There’s a lot of stuff going on in the mid-bands right now. In addition to this vote by the FCC, priority access licenses to the 3.5 GHz CBRS band are set to go up for auction in June and an auction for C-Band licenses are tapped for late next year.

Commissioner Mike O’Rielly took something of a victory lap on Twitter: “I’ve been criticized for spending so much time over the last four years pushing mid band spectrum, especially the three key bands (CBRS, C-Band, 3.1-3.55 GHz.) Well, most everyone else is catching up & now talking about these bands. Welcome to the party…Releasing this spectrum to marketplace allows American wireless providers to offer full package of exciting 5G services nationwide!”

It’s been a long road to get CBRS to a commercial stage. The initial commercial deployment process started earlier this year following extensive testing of the environmental sensing capabilities and spectrum access system, which respectively detect incumbent federal use of the spectrum and manage access from general authorized and priority access users.

It’s easy to imagine how the same ESC/SAS paradigm could be used for CBRS and for the adjacent frequencies between 3.11 GHz and 3.55 GHz.

FCC Commissioner Jessica Rosenworcel has been a consummate critic of federal moves to make huge chunks of millimeter wave frequencies available, which is largely out of sync with 5G deployments everywhere else in the world that are focused on mid-band spectrum.

She reiterated this position in a statement following the vote.
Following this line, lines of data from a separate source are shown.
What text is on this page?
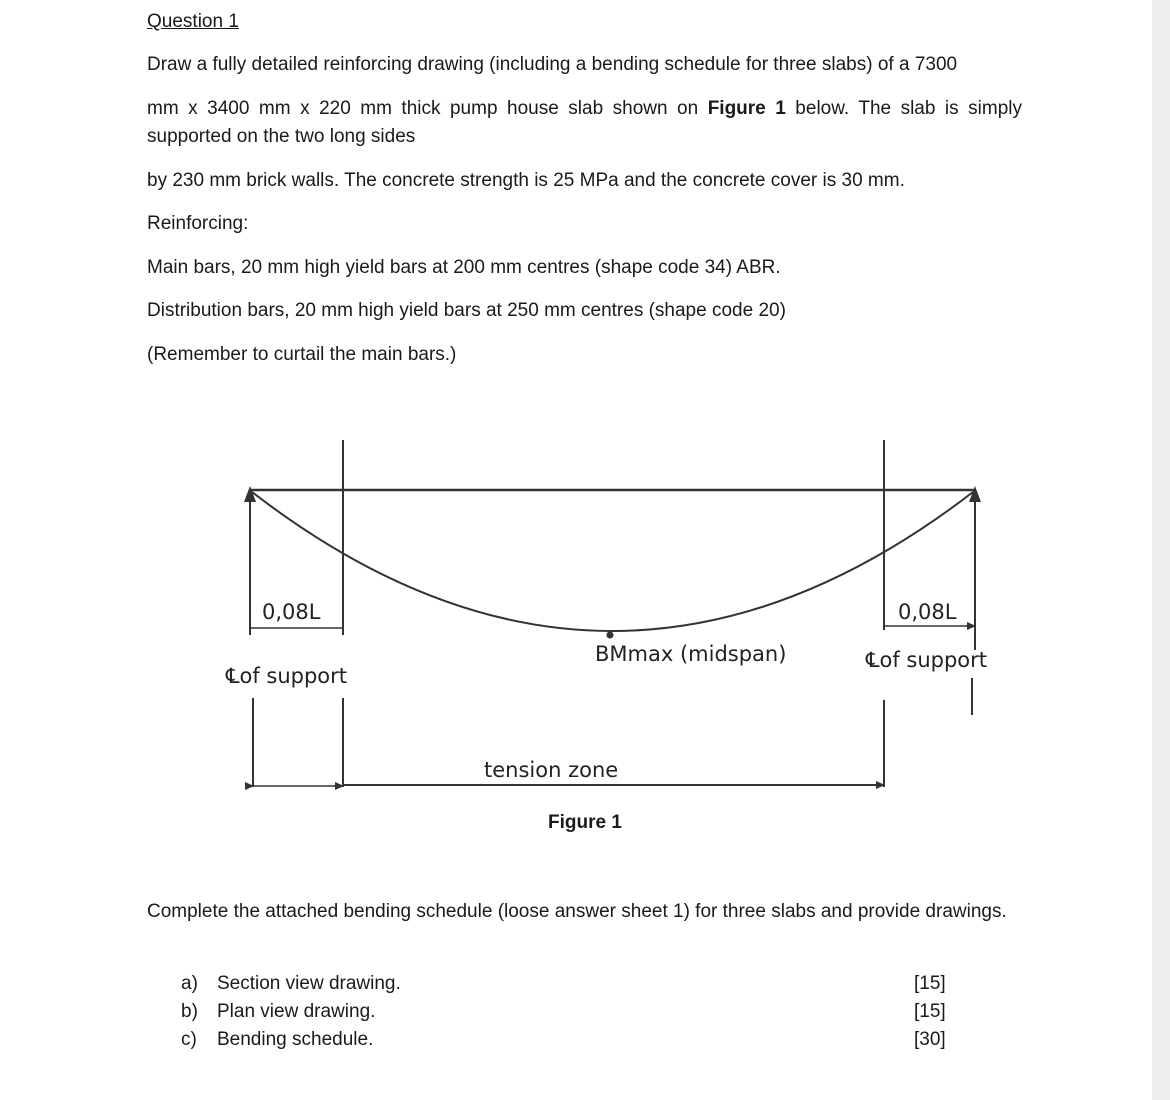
Question 1
Draw a fully detailed reinforcing drawing (including a bending schedule for three slabs) of a 7300
mm x 3400 mm x 220 mm thick pump house slab shown on Figure 1 below. The slab is simply
supported on the two long sides
by 230 mm brick walls. The concrete strength is 25 MPa and the concrete cover is 30 mm.
Reinforcing:
Main bars, 20 mm high yield bars at 200 mm centres (shape code 34) ABR.
Distribution bars, 20 mm high yield bars at 250 mm centres (shape code 20)
(Remember to curtail the main bars.)
0,08L	0,08L
BMmax (midspan)
℄of support
℄of support
tension zone
Figure 1
Complete the attached bending schedule (loose answer sheet 1) for three slabs and provide drawings.
a) Section view drawing.	[15]
b) Plan view drawing.	[15]
c) Bending schedule.	[30]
“When it comes to mid-band spectrum for 5G I think one thing is clear: we need to move more and move faster. That’s why when the agency started a proceeding to slow down plans to bring mid-band spectrum in the 3.5 GHz band to auction, I dissented. It’s why when the agency passed up an opportunity to reimagine the 2.5 GHz band for 5G and instead opted for a messy and limited auction instead, I dissented. It’s why when the agency prioritized auctioning its third, fourth, and fifth millimeter wave bands this year before what could have been its very first mid-band auction, I dissented. And it’s why when the agency started a rulemaking on the C-band, I suggested that if we wanted to avoid delay we should include Congress in our work—but that too was ignored and now we are paying for it in lost time and fresh ambiguities about authority. Here’s the truth. If you survey these proceedings you will see that our spectrum policies are increasingly divorced from the realities on the ground in the United States and the priorities in the rest of the world—and this has consequences for our wireless leadership, digital divide, and national security.”